Une opération policière d’envergure, baptisée « Ndobo », a abouti à la présentation, ce samedi 10 janvier à Lubumbashi, de neuf individus. Sept présumés bandits de grand chemin et deux femmes accusées de recel ont été exhibés devant la presse. Selon les autorités du Haut-Katanga, ce groupe, activement recherché depuis des semaines, représente un réseau criminel majeur démantelé.
Parmi les suspects présentés, un individu répondant au surnom de « Jaguar » est au cœur des accusations les plus graves. La police RDC l’accuse formellement d’avoir abattu un militaire des Forces armées de la République démocratique du Congo (FARDC). L’arme de service du soldat, une preuve matérielle de poids, figure parmi le vaste arsenal et le butin saisis lors des interpellations.
L’opération, menée avec célérité, a permis la saisie de trois fusils d’assaut AK-47, de sept chargeurs garnis, et d’une quantité importante de munitions. Au-delà de l’armement, les biens retrouvés témoignent de l’ampleur des méfaits : des ordinateurs portables, vingt-cinq téléphones cellulaires, des congélateurs, des montres de valeur et une grande quantité d’alcools forts. Tous ces objets, selon l’enquête, proviendraient de vols qualifiés perpétrés dans diverses alimentations de la région.
Le lieu de l’arrestation est tout aussi significatif que la prise elle-même. Les bandits ont été cueillis au cœur du camp militaire Major Vangu de Lubumbashi, dans la maison d’une certaine Madame Tshibalonza Mwape, alias « Faux Mère ». Ce détail interpelle : comment un tel réseau pouvait-il opérer en toute impunité à l’intérieur même d’une enceinte sécuritaire ? Les enquêteurs dépeignent cette femme comme le point névralgique du groupe, un lieu de repli et de planification habituel.

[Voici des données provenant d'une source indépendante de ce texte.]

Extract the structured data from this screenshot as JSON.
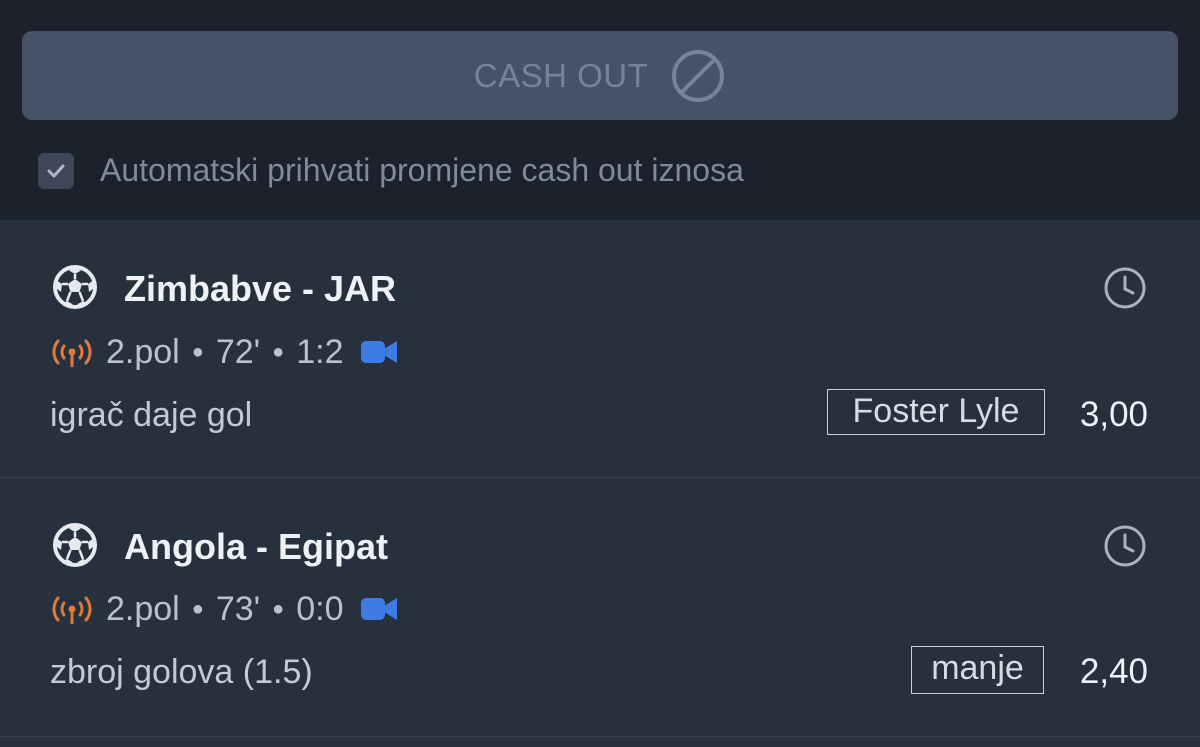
{
  "cashout": {
    "label": "CASH OUT",
    "icon": "ban-icon",
    "state": "disabled",
    "button_color": "#465266"
  },
  "auto_accept": {
    "checked": true,
    "label": "Automatski prihvati promjene cash out iznosa"
  },
  "bets": [
    {
      "sport_icon": "soccer-ball-icon",
      "match": "Zimbabve - JAR",
      "period": "2.pol",
      "minute": "72'",
      "score": "1:2",
      "market": "igrač daje gol",
      "pick": "Foster Lyle",
      "odds": "3,00"
    },
    {
      "sport_icon": "soccer-ball-icon",
      "match": "Angola - Egipat",
      "period": "2.pol",
      "minute": "73'",
      "score": "0:0",
      "market": "zbroj golova (1.5)",
      "pick": "manje",
      "odds": "2,40"
    }
  ],
  "colors": {
    "live_icon": "#e07a3a",
    "video_icon": "#3f7be4",
    "background_top": "#1c212b",
    "background_bets": "#27303d"
  }
}
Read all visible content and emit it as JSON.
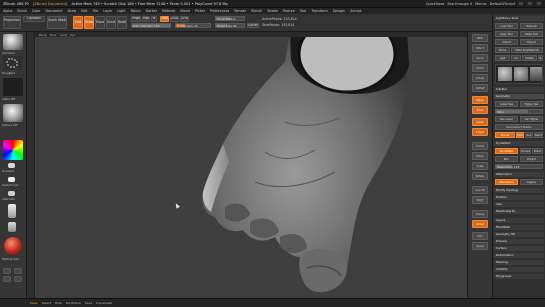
{
  "titlebar": {
    "app": "ZBrush 4R6 P2",
    "doc": "[ZBrush Document]",
    "info": "Active Mem 749 • Scratch Disk 185 • Free Mem 3148 • Timer 0.001 • PolyCount 97.8 Mp",
    "quicksave": "QuickSave",
    "see_through": "See-through 0",
    "menus": "Menus",
    "default": "DefaultZScript"
  },
  "menus": [
    "Alpha",
    "Brush",
    "Color",
    "Document",
    "Draw",
    "Edit",
    "File",
    "Layer",
    "Light",
    "Macro",
    "Marker",
    "Material",
    "Movie",
    "Picker",
    "Preferences",
    "Render",
    "Stencil",
    "Stroke",
    "Texture",
    "Tool",
    "Transform",
    "Zplugin",
    "Zscript"
  ],
  "shelf": {
    "projection": "Projection Master",
    "lightbox": "LightBox",
    "quicksketch": "Quick Sketch",
    "edit": "Edit",
    "draw": "Draw",
    "move": "Move",
    "scale": "Scale",
    "rotate": "Rotate",
    "mrgb": "Mrgb",
    "rgb": "Rgb",
    "m": "M",
    "zadd": "Zadd",
    "zsub": "Zsub",
    "zcut": "Zcut",
    "rgb_intensity": "Rgb Intensity 100",
    "z_intensity": "Z Intensity 25",
    "focal_shift": "Focal Shift 0",
    "draw_size": "Draw Size 64",
    "dynamic": "Dynamic",
    "active_points": "ActivePoints: 133,814",
    "total_points": "TotalPoints: 133,814"
  },
  "lefttray": {
    "brush_label": "Standard",
    "stroke_label": "DragRect",
    "alpha_label": "Alpha Off",
    "texture_label": "Texture Off",
    "material_label": "MatCap Red",
    "gradient": "Gradient",
    "switch": "SwitchColor",
    "alternate": "Alternate"
  },
  "rightstrip": [
    "BPR",
    "SPix 3",
    "Scroll",
    "Zoom",
    "Actual",
    "AAHalf",
    "Persp",
    "Floor",
    "Local",
    "L.Sym",
    "Frame",
    "Move",
    "Scale",
    "Rotate",
    "Line Fill",
    "PolyF",
    "Transp",
    "Ghost",
    "Solo",
    "Xpose"
  ],
  "rightpanel": {
    "lightbox": "Lightbox ▸ Tools",
    "load_tool": "Load Tool",
    "save_as": "Save As",
    "copy_tool": "Copy Tool",
    "paste_tool": "Paste Tool",
    "import": "Import",
    "export": "Export",
    "clone": "Clone",
    "make_polymesh": "Make PolyMesh3D",
    "goz": "GoZ",
    "all": "All",
    "visible": "Visible",
    "r": "R",
    "subtool": "SubTool",
    "geometry": "Geometry",
    "lower_res": "Lower Res",
    "higher_res": "Higher Res",
    "sdiv": "SDiv",
    "del_lower": "Del Lower",
    "del_higher": "Del Higher",
    "reconstruct": "Reconstruct Subdiv",
    "divide": "Divide",
    "smt": "Smt",
    "suv": "Suv",
    "reuv": "ReUV",
    "dynamesh": "DynaMesh",
    "groups": "Groups",
    "polish": "Polish",
    "blur": "Blur",
    "project": "Project",
    "resolution": "Resolution 128",
    "zremesher": "ZRemesher",
    "legacy": "Legacy",
    "modify_topology": "Modify Topology",
    "position": "Position",
    "size": "Size",
    "meshintegrity": "MeshIntegrity",
    "layers": "Layers",
    "fibermesh": "FiberMesh",
    "geometry_hd": "Geometry HD",
    "preview": "Preview",
    "surface": "Surface",
    "deformation": "Deformation",
    "masking": "Masking",
    "visibility": "Visibility",
    "polygroups": "Polygroups"
  },
  "canvas_tabs": [
    "Persp",
    "Floor",
    "Local",
    "Xyz"
  ],
  "bottombar": [
    "Mask",
    "Select",
    "Hide",
    "Polyframe",
    "Save",
    "Dynamesh"
  ]
}
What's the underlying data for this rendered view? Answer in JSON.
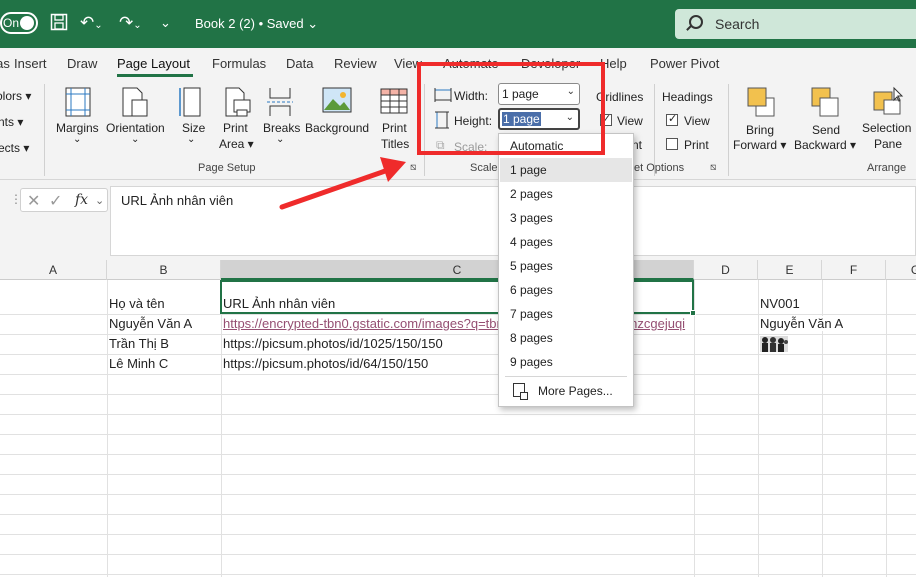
{
  "titlebar": {
    "autosave_label": "On",
    "document_title": "Book 2 (2) • Saved",
    "search_placeholder": "Search"
  },
  "tabs": [
    {
      "label": "ulas"
    },
    {
      "label": "Insert"
    },
    {
      "label": "Draw"
    },
    {
      "label": "Page Layout"
    },
    {
      "label": "Formulas"
    },
    {
      "label": "Data"
    },
    {
      "label": "Review"
    },
    {
      "label": "View"
    },
    {
      "label": "Automate"
    },
    {
      "label": "Developer"
    },
    {
      "label": "Help"
    },
    {
      "label": "Power Pivot"
    }
  ],
  "ribbon": {
    "left_cut": [
      "olors ▾",
      "nts ▾",
      "ects ▾"
    ],
    "page_setup": {
      "margins": "Margins",
      "orientation": "Orientation",
      "size": "Size",
      "print_area_1": "Print",
      "print_area_2": "Area ▾",
      "breaks": "Breaks",
      "background": "Background",
      "print_titles_1": "Print",
      "print_titles_2": "Titles",
      "group_label": "Page Setup"
    },
    "scale_to_fit": {
      "width_label": "Width:",
      "width_value": "1 page",
      "height_label": "Height:",
      "height_value": "1 page",
      "scale_label": "Scale:",
      "group_label": "Scale"
    },
    "sheet_options": {
      "gridlines": "Gridlines",
      "headings": "Headings",
      "view": "View",
      "print": "Print",
      "print_cut": "nt",
      "group_label": "et Options"
    },
    "arrange": {
      "bring_forward_1": "Bring",
      "bring_forward_2": "Forward ▾",
      "send_backward_1": "Send",
      "send_backward_2": "Backward ▾",
      "selection_pane_1": "Selection",
      "selection_pane_2": "Pane",
      "group_label": "Arrange"
    }
  },
  "formula_bar": {
    "fx_label": "fx",
    "content": "URL Ảnh nhân viên"
  },
  "columns": [
    "A",
    "B",
    "C",
    "D",
    "E",
    "F",
    "G"
  ],
  "cells": {
    "b1": "Họ và tên",
    "c1": "URL Ảnh nhân viên",
    "e1": "NV001",
    "b2": "Nguyễn Văn A",
    "c2": "https://encrypted-tbn0.gstatic.com/images?q=tbn:ANd9GcTxYNGwItsTnzcgejuqi",
    "e2": "Nguyễn Văn A",
    "b3": "Trần Thị B",
    "c3": "https://picsum.photos/id/1025/150/150",
    "b4": "Lê Minh C",
    "c4": "https://picsum.photos/id/64/150/150"
  },
  "height_menu": {
    "items": [
      "Automatic",
      "1 page",
      "2 pages",
      "3 pages",
      "4 pages",
      "5 pages",
      "6 pages",
      "7 pages",
      "8 pages",
      "9 pages"
    ],
    "more": "More Pages...",
    "highlighted_index": 1
  },
  "colors": {
    "brand_green": "#217346",
    "annotation_red": "#ef2b2b",
    "link_color": "#954f72"
  }
}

« Faux Mère » n’en est pas à son premier fait d’armes. La police la qualifie de multirécidiviste, maintes fois interpellée pour recel d’objets volés et hébergement de malfaiteurs, mais systématiquement relâchée. Son cas soulève des questions pressantes sur les failles potentielles du système judiciaire face à la récidive. Cette fois, les charges semblent suffisamment lourdes pour éviter un nouvel échec.
Les accusations portées contre le groupe sont à la mesure de leurs activités présumées. La liste est longue et accablante : vol qualifié, meurtre, association de malfaiteurs, et détention illégale d’armes de guerre et de munitions. Le meurtre du militaire des FARDC donne une dimension particulièrement grave au dossier, touchant directement à la sécurité de l’État.
Le réseau ne se cantonnait pas à la capitale du Katanga. Les investigations suggèrent une zone d’action étendue à plusieurs provinces. Les présumés bandits sont suspectés d’avoir sévi à Kalemie, Kolwezi, Fungurume, mais aussi à Mbuji-Mayi, Likasi, Kasumbalesa et Kambove. Cette mobilité géographique illustre le caractère organisé et dangereux de la bande, capable d’opérer sur un large territoire.
Quelles sont les implications sécuritaires d’un tel démantèlement ? L’opération Ndobo représente-t-elle un coup d’arrêt significatif à la criminalité violente dans le Haut-Katanga ? Si les forces de l’ordre saluent une réussite majeure, l’ampleur des activités décrites laisse supposer l’existence d’autres maillons du réseau, encore en liberté. La découverte de l’arme du militaire assassiné ouvre également une pensive enquête sur d’éventuels autres crimes non encore élucidés.
La présentation des suspects marque une étape, mais la suite judiciaire sera déterminante. Les autorités policières ont transmis le dossier au parquet, soulignant l’importance de garantir cette fois une procédure aboutie. L’arrestation de ces individus, dont un accusé d’avoir porté atteinte à la vie d’un soldat, est un message fort. Reste à savoir si le système pourra transformer cette mise hors circuit temporaire en condamnation définitive, brisant ainsi le cycle de l’impunité qui semble avoir profité à certains comme « Faux Mère ».
Cette affaire, au-delà du simple fait divers, met en lumière les défis complexes de la lutte contre le banditisme organisé en RDC. Elle mêle violence armée, recel, mobilité des criminels et questions sur l’efficacité de la chaîne pénale. Le succès de l’opération Ndobo à Lubumbashi sera véritablement mesuré à l’aune des verdicts qui en découleront et de la capacité à prévenir la reconstitution de telles associations malfaisantes.